Domination of economic integration by transnational corporations


Nature

The transnational corporation process of world integration, which concentrates strategic "overhead" in the home countries, creates international dependence through hierarchy as well as through regional inequality. Furthermore, it raises questions about how the world community should share in financing the world overhead, since all but a few core countries participate at only a "lower echelon" of the productive activities integrated through transnational corporations operations. Transfer pricing (including profit and royalty remissions), and international tax avoidance through transfer pricing, redistribute world income and finance the concentrated development of transnational corporations' overhead. In the longer run, perhaps more important than the unequal distribution of transnational corporations' surplus is the unequal accumulation of productive and technological capabilities in the home countries of the transnational corporations' parents. That concentration and captivity of key productive activities in the home countries could make host economies more dependent on those enterprises as they move through production, deepening into areas which could potentially create higher domestic value added (for example, from the last touches of import substitution to intermediate products and capital goods, or from commodity and mineral production to resource-based industries). The higher value-added activities, particularly those which involve more than returns to large-scale financial capital, might demand a high component of decision-making as well as highly skilled personnel. Through the historical performance of the transnational corporations, such capabilities might have been kept captive by the parent firms in their country of origin. This more complex form of dependency is particularly relevant to countries which attempt production-deepening through regional cooperation.

Background

The enormous spread and growth in the activities of transnational corporations during the past 20 years has been a major factor in establishing the present structure of world industrialization and trading patterns. Their activities cover all economic sectors - agriculture, mining, manufacturing, services including banking, insurance and shipping, as well as wholesale and retail trading. Their power in these sectors has become dominant, enabling them to influence world supply and demand patterns, especially through their ownership of or control over capital, technology and its development, their generation of particular management skills, and the close tie-up in their activities between production, marketing and distribution.
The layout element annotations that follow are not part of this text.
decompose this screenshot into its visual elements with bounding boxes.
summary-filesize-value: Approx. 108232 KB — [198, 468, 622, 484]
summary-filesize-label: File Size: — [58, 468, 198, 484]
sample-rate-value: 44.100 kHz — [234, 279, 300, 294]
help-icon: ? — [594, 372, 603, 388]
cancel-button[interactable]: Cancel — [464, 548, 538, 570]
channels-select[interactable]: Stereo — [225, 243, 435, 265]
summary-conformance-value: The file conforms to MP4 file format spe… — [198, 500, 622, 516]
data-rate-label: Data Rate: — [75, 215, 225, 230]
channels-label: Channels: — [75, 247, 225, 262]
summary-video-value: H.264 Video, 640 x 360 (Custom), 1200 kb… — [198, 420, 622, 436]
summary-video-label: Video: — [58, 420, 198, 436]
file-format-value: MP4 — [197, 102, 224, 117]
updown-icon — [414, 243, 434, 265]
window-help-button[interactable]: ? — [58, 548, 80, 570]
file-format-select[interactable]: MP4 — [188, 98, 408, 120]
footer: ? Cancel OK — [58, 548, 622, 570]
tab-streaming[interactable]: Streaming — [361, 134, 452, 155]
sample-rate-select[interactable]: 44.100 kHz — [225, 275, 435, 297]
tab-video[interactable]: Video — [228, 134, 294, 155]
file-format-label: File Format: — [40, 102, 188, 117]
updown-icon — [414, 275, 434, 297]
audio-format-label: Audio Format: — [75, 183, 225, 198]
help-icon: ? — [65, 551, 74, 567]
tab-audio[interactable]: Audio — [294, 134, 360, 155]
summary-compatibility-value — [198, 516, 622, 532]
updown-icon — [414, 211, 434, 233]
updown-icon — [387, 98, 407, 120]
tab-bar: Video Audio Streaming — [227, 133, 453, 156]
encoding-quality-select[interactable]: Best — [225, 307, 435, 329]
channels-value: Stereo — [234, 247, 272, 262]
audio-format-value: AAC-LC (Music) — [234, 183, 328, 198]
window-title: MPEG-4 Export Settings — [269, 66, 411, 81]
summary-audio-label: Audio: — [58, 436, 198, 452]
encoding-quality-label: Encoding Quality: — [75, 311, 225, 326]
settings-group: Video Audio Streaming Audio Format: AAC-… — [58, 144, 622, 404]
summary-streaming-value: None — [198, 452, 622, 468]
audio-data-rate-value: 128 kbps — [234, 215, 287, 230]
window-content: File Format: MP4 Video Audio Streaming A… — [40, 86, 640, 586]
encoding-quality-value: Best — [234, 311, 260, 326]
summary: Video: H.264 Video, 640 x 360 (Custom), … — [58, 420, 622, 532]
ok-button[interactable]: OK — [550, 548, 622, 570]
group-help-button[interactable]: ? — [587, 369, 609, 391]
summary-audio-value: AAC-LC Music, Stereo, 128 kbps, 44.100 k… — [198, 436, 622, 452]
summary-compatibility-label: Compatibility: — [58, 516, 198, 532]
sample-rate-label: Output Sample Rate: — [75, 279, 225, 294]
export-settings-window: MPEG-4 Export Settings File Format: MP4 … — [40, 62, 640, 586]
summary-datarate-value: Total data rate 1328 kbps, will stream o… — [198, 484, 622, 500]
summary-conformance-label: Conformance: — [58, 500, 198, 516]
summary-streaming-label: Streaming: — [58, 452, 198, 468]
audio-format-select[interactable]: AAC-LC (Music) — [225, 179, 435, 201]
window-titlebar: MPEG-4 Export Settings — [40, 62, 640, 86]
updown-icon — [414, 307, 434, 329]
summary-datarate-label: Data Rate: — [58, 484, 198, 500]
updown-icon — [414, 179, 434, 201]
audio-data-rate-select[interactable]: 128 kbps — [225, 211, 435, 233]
Transnational corporations play an important role in existing world trade and industrialization structures. While their activities are heavily concentrated in the developed countries, those in developing countries are by no means insignificant in terms of either their industrialization or their trade. Such corporations are major channels for the transfer of technology and for the provision of investment capital to developing countries. They provide a substantial part of their imports and have made an important contribution to their exports of manufactures, although these are still small. It is on account of the dominant market power which they hold in both developed and developing country markets that they are able to resort to a variety of restrictive business practices which limit the actual and potential benefits accruing to developing countries from activities undertaken in their territories.